With over one-half of the 2.3 billion acres of the U.S. in agriculture—and nearly one-third of the nation used for grazing—farms and ranches are both a great threat and potential solution to maintaining an intact environment for human and wildlife communities alike. Making room for wide-ranging species on agricultural lands is critical to the future of wildlife as open space diminishes. Yet, on-farm wildlife conservation activities can be labor-intensive, and require ecological understanding and adaptations to infrastructure.
Certified Wildlife Friendly® and Predator Friendly® farms and ranches bridge the domestic and wild by maintaining habitat and protecting biodiversity as an integral part of their production systems. Loyal customer bases, price premiums, and access to new markets help farm and ranch ecosystem stewards carry out their hands-on actions to help wildlife. Developed by the field’s committed practitioners, the reliance of Wildlife Friendly® producers upon practices that conserve biodiversity and help protect ecosystem services is a model without peer.

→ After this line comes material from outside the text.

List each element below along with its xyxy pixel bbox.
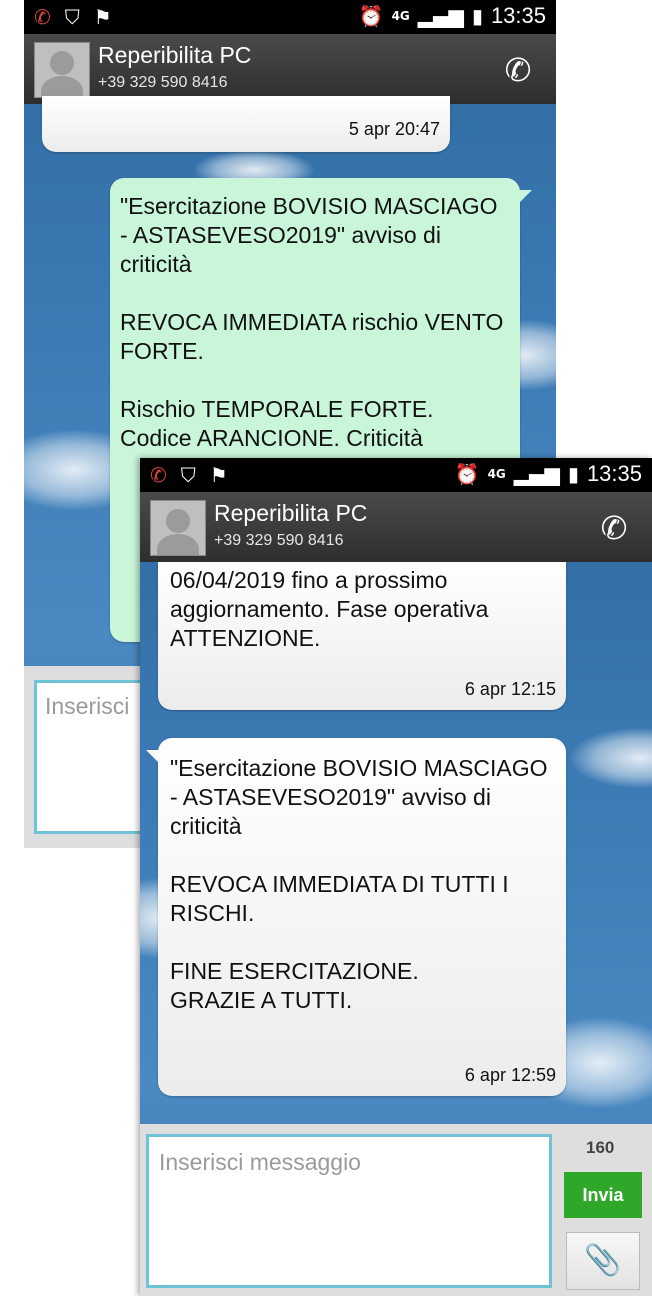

The Conservation Enterprise
Both Certified Wildlife friendly® and Predator Friendly® certification recognize wildlife stewardship practices and require conservation of key species, including carnivores. From clean water to pollination to nutrient cycling, certified farms and ranches provide tremendous opportunity for conservation of the systems critical to human health and well-being. Find a certified producer near you or ask your farmer to consider certification.
Rural people in the northern Patagonia habitat of the Andean cat make a subsistence living off of goats.Many of these people are transhumant herders who travel along traditional routes with their flocks up to 200 km between winter and summer feeding grounds, accompanied by their families and sometimes even the children’s school teacher. Goats destroy habitat, compete with native wildlife such as the guanaco and rhea, and are eaten by native carnivores, mostly the puma, which, in turn, are killed by herders to prevent predation. Decades of overgrazing and an increasingly drier climate have made it more difficult for herders to survive threatening their livelihoods and culture.
The Wildlife Conservation Society working with the herders has found that local, mixed-breed dogs can work very well to deter predation and stop herders from killing carnivores. They are inexpensive to obtain and keep, and are adapted to local conditions.
In addition, people need an alternative to make a better living off of fewer goats. In turn, this will help habitat to recover, and reduce competition and conflict with wildlife. The local goat is a unique breed that evolved from the Spanish stock brought here over 100 years ago. It was recently discovered that this breed in northern Patagonia produces a fine undercoat of cashmere. Unlike in other parts of the world, where demand for cashmere has led to overstocking of goats, destruction of habitat, and reduction of wildlife, in Patagonia, goats are already living on the edge, and quality cashmere can only be produced through better, sustainable management of flocks. The supply of this fine fiber will always be limited.
The Conservation Enterprise
Herders who agree not to kill Andean cats and other small cats, and to manage their herds sustainably, receive Wildlife Friendly® certification of their cashmere. This fine fiber is precious for its quality, its scarcity, its contribution to preserving a way of life, and, in contrast to the very fine, more widely available Asian cashmeres, its contribution to the conservation of northern Patagonian wildlife and habitats.